Я туда. Мороз – но я не успела сильно замерзнуть.

Симонов без пиджака, в белоснежной рубашке и какой-то мудреной, не нашей жилетке, с трубкой, окруженный людьми – сразу попросил меня в кабинет.

Там был Кривицкий и еще кто-то.

Речь пошла о моей работе и о деньгах.

Я поняла: это Лелька.

Мне предложено получать ставку зав. стих. отделом – 1200 р. и быть им. Прозы не читать, а только работать с отдельными авторами – оплата по соглашению.

Что ж, это разумно. Я согласилась.

– Над стихами будем работать мы вдвоем, – сказал Константин Михайлович. – Ивинская только путает. А пока меня не будет – вы одна. Проверьте, как подготовил Сашин переводы болгар. И как он готовит подборку молодых.

Я вышла. Мы условились, что к восьми я приеду к нему домой. Я сразу заказала по телефону машину.

В большой комнате курили, по-бабски ругались секретарша с Ивинской и ждала Некрасова. Она сразу кинулась ко мне.

– Вам передали мои стихи?

– Нет еще. Но это потому, что я болею.

Я пошла к Ивинской выслушать ее. Через секунду подошел Симонов.

– Лидия Корнеевна, я уже давно прошу т. Ивинскую дать вам стихи Некрасовой. Она талантливый поэт, и я хочу, чтобы вы, Лидия Корнеевна, выбрали целый цикл.

– С удовольствием, – сказала я.

Ивинская пришла в ярость.

– Я и так дала бы вам стихи ее! Я сама знаю! Зачем она жалуется Симонову!

Я попыталась угомонить ее, а потом кинулась к Некрасовой, которая плакала.

Она всех изводит, но ей хуже всех, конечно. Она – поэт.

Я пришла домой возбужденная и вызвала машину. Но позвонил Симонов, что его отъезд в санаторий откладывается до 19-го и поэтому мы лучше встретимся в понедельник утром.

Мне весело.
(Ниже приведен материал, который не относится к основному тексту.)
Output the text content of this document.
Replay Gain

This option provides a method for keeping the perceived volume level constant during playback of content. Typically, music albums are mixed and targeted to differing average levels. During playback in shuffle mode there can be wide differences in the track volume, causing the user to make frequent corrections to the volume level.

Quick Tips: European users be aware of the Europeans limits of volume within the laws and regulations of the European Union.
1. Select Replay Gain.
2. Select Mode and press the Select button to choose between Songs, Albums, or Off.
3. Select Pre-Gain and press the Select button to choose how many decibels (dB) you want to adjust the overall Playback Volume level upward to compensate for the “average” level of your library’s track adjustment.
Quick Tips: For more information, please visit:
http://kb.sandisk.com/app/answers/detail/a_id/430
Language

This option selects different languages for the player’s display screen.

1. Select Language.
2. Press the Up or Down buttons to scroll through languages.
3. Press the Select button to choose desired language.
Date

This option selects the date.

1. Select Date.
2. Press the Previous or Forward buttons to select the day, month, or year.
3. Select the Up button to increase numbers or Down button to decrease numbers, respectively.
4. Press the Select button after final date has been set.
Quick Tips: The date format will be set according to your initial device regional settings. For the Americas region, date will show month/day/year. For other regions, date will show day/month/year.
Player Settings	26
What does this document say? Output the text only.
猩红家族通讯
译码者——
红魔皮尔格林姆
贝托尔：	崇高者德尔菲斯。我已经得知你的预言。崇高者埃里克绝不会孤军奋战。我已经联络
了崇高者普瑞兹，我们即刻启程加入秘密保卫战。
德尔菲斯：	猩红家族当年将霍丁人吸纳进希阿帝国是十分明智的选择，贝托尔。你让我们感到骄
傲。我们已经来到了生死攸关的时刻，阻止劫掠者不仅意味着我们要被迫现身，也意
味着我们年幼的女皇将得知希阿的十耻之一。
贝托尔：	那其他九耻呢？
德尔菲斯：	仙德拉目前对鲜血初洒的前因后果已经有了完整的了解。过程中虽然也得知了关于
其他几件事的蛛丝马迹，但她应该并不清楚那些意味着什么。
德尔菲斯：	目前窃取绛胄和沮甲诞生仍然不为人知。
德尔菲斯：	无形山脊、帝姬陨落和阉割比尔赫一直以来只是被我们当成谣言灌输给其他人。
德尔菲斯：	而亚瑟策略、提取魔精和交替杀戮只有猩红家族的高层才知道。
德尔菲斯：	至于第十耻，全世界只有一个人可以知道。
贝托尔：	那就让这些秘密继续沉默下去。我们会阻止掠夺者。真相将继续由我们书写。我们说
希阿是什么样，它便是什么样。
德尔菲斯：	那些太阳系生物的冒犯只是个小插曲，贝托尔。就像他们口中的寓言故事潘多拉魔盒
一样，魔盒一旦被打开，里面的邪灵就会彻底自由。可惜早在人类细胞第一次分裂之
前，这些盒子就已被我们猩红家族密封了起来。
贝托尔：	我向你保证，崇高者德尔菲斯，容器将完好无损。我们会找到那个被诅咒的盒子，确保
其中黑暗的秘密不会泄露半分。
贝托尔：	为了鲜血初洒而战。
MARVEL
Пусть всё это кончится худо, но весело начинать новую работу, узнавать новых людей.

15/ХII 46. Днем – Ян Сашин со средненькими болгарскими переводами. Один я убила, другой велела поправить. Разговор был мирный.

Как-то будет при подборке молодых?

Редакция: Симонов просил, чтобы я присутствовала, когда Кривицкий будет слушать Заболоцкого.

16/ХII 46. Нет сил писать. А надо, хоть конспективно.

Сколько раз я еще воскликну: зачем я пошла в эту яму? От Герцена, от сумерек библиотечных окон? К этим чужим, клыкастым?

Утром на машине – к Симонову, домой.

Маленький кабинет с дамскими нарядными вещами. Вазы, красное дерево – комиссионный магазин.

Одно хорошо: соломенный Дон Кихот, привезенный из Америки. Прелестный.

Страшная крашеная мадам с тупой, злой улыбкой, в небесно-голубом халате. Еле здоровается, входит во время работы, ищет какие-то ключи.

Ей противно, что с утра чужие люди.

Симонов приветлив, мягок, любезен. Это, видно, в нем органическое: мягкость.

За окошком какие-то амбары, склады – только зима спасает от скуки, притушив.

Первые сорок минут он слушал живо, хорошо. Мы много прочли и сделали. О, конечно – это не чтение стихов, а только накладывание резолюций, но иногда они накладываются верно.

Потом случилось то, чего я боялась: он прочел свои стихи. О любви. О Японии.

Я ужасно смутилась. Я сказала:

– Тут еще много работы.

В сущности, это и было самое точное. Действительно, в каждом из них есть нечто живое, что могло бы быть доведено до хорошего. Но сказала я это как-то неуверенно, не так.

Он ушел завтракать. Я отказалась. Позвонила в "Новый Мир", предупредила, что в три явлюсь слушать Заболоцкого.